The University of New Mexico School of Architecture & Planning presents Encuentro Iberoamericano en Nuevo Mexico (EINM), a multi-day series of events that explore Spanish architectural and cultural heritage in Iberoamerica. The series continues on Friday, April 15.

On Friday, April 15 from 8 a.m. to 10:30 a.m. in George Pearl Hall room P104, the Patrimonio Histórico + Cultural Iberoamericano (PHI) Workshop is set. Francisco Uviña, lecturer in the landscape architecture program and interim director of the school’s Historic Preservation and Regionalism graduate certificate program, is coordinating both the EINM and PHI events.

Of PHI, he said, “The Spanish government is reaching out to the countries of the world which have Spanish history, influence and culture. They are particularly interested in the preservation of places in the built environment that are representative of Spanish presence.”

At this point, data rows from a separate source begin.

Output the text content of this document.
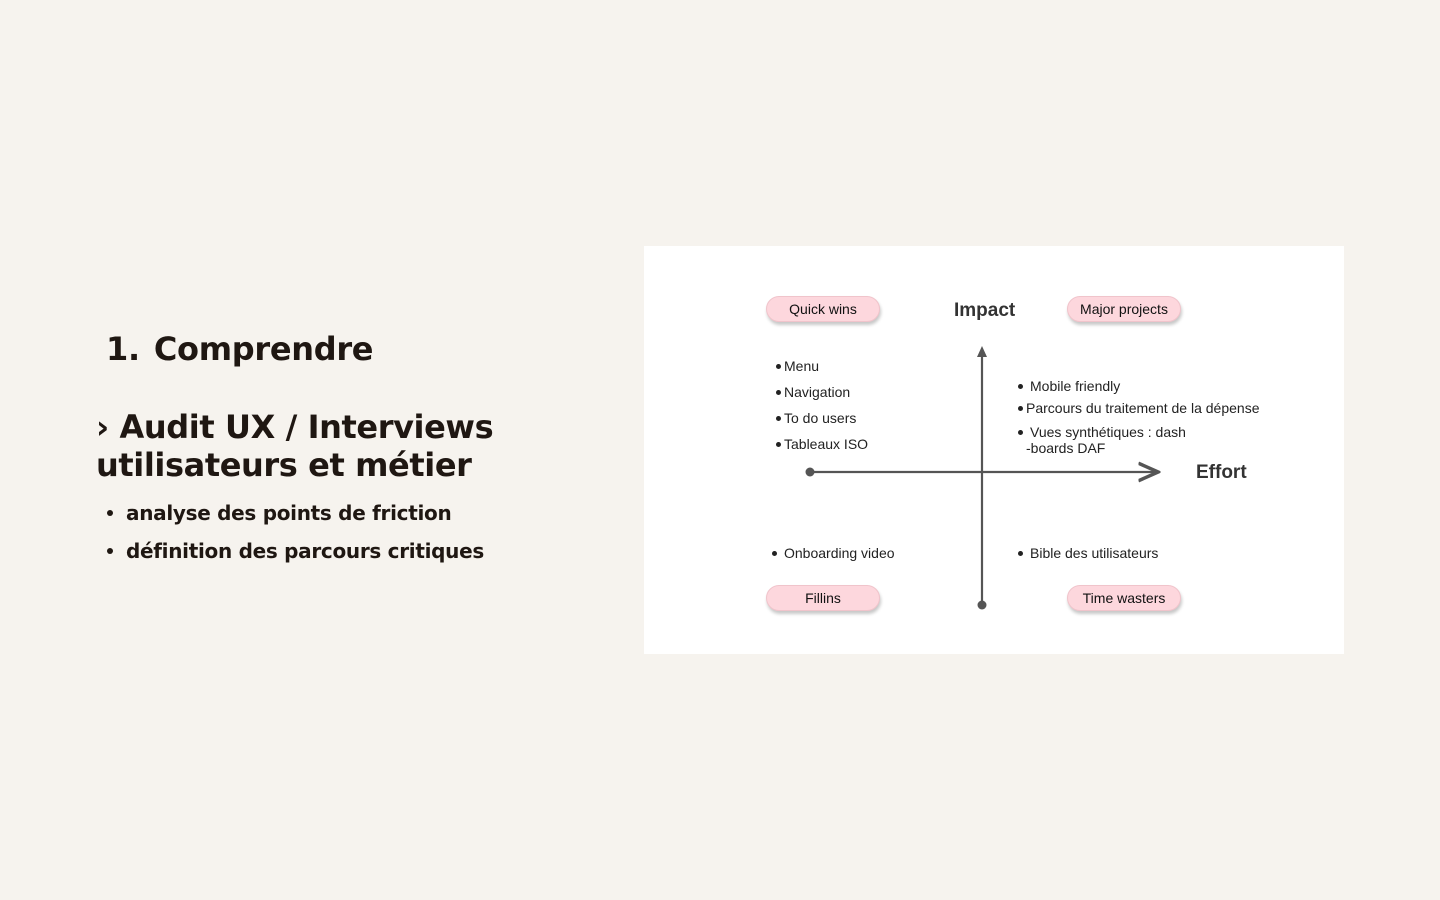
1. Comprendre
› Audit UX / Interviews
utilisateurs et métier
analyse des points de friction
définition des parcours critiques
Impact
Effort
Quick wins	Major projects
Fillins	Time wasters
Menu
Navigation
To do users
Tableaux ISO
Mobile friendly
Parcours du traitement de la dépense
Vues synthétiques : dash
-boards DAF
Onboarding video	Bible des utilisateurs
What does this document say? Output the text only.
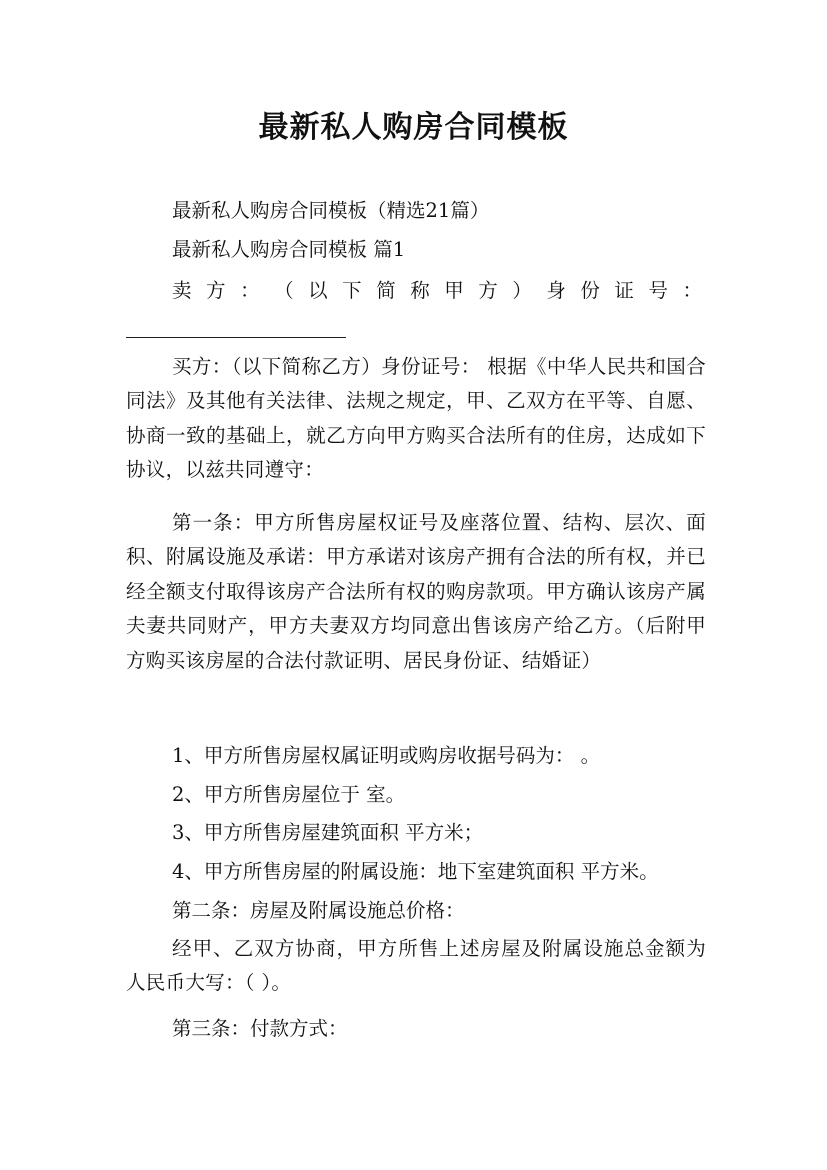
最新私人购房合同模板

最新私人购房合同模板（精选21篇）

最新私人购房合同模板 篇1

卖 方 ： （ 以 下 简 称 甲 方 ） 身 份 证 号 ：

买方：（以下简称乙方）身份证号： 根据《中华人民共和国合同法》及其他有关法律、法规之规定，甲、乙双方在平等、自愿、协商一致的基础上，就乙方向甲方购买合法所有的住房，达成如下协议，以兹共同遵守：

第一条：甲方所售房屋权证号及座落位置、结构、层次、面积、附属设施及承诺：甲方承诺对该房产拥有合法的所有权，并已经全额支付取得该房产合法所有权的购房款项。甲方确认该房产属夫妻共同财产，甲方夫妻双方均同意出售该房产给乙方。（后附甲方购买该房屋的合法付款证明、居民身份证、结婚证）

1、甲方所售房屋权属证明或购房收据号码为： 。

2、甲方所售房屋位于 室。

3、甲方所售房屋建筑面积 平方米；

4、甲方所售房屋的附属设施：地下室建筑面积 平方米。

第二条：房屋及附属设施总价格：

经甲、乙双方协商，甲方所售上述房屋及附属设施总金额为人民币大写：（ ）。

第三条：付款方式：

PHI has a presence, through various designated universities, in Colombia, Argentina, Chile, Brazil, Uruguay, and Peru, soon in African countries and now in the United States through the University of New Mexico School of Architecture & Planning.

“The goal is to create an international group of countries with Spanish heritage. It is designed to be more of a student than faculty initiative,” Uviña said. The goal, according to their website, is to create a digital platform that serves to better understand the strategic value of heritage that helps manage the common legacy.

The workshop is designed to present PHI as a project with the global participants to discuss collaboration, participation and partnerships as a U.S. network.

On Friday, at 5:30 p.m. Rafael Guridi Garcia, Universidad Politécnica de Madrid, and coordinator of the PHI network in Spain, presents the Pearl Fellow Fund Lecture. Guridi is a Ph.D. architect from the Technical University of Madrid. His dissertation was on Hans Scharoun’s work in Berlin’s interwar period and it earned him both an honorable mention at the university as well as Arquitesis prizes. He is currently a professor of architectural design and theory and techniques of restoration. He has also taught at SEK University, Segovia and the Comillas University in Madrid.

Since 1990, he leads, with Christina Tartás Ruiz, the architectural office guritartas Arquitectos, which has won numerous awards in architectural competitions. Their work has been featured in various publications.

Previous events include Ginés Garrido delivering a short introduction of IXBIAU, the IX Bienial Iberoamericana de Arquitectura y Urbanismo exhibit, which he curates. The exhibit opened at 7 p.m. on Wednesday and will remain up until Friday, April 29 in the George Pearl Hall Larry and Dorothy Rainosek Gallery.

Garrido also talked about his collaboration in the Madrid Rio Project.

Garrido is a 1989 graduate of the Polytechnic University of Madrid, his thesis winning the Premio Especial. Aside from his teaching at the same university, he is also a partner in Francisco Burgos & Garrido, which has developed projects worldwide. The office works collaboratively with other architects in Spain and other countries. They develop residential, cultural and projects beyond urban design, such as the large urban intervention in the Madrid Rio Project. They also designed the Teatro Casas Ibañez, the municipal theater in Albacete, Spain, Garrido’s hometown.

Adriana Cuéllar and Marcel Sánchez, founders of CRO Studio, which won the Progressive Design Award for the Modulo Prep Library in Tijuana Mexico, will also present about their work. Cuellar and Sánchez established CRO Studio in 2007 as an architecture and research practice in the Tijuana/San Diego area as a platform to extend design responses sensitive to the complexities today.

Cuéllar received her bachelor of architecture from Cal Poly San Luis Obispo and a master’s in Design Studies from Harvard University Graduate School of Design where she received the Annual Award for Excellence in Housing Design. She is a recipient of the 2006-2007 Katherine Edwards Gordon Rome Prize in Design by the American Academy. Currently she is an adjunct professor at the University of San Diego and at The New School of Architecture and Design.

Sánchez received his bachelor of architecture from Iberoamerican University in México City and a master’s in architecture from the University of California, Los Angeles, where he was awarded the Director’s scholarship award. Currently he is a full time assistant professor at Woodbury University San Diego. He has been critic, invited lecturer and taught at University of Pennsylvania, Philadelphia University, RMIT, South Eastern University in China, Iberoamerican University and The New School of Architecture and Design.

A larger contingent of PHI representatives from Spain are also in attendance and will be here through Friday.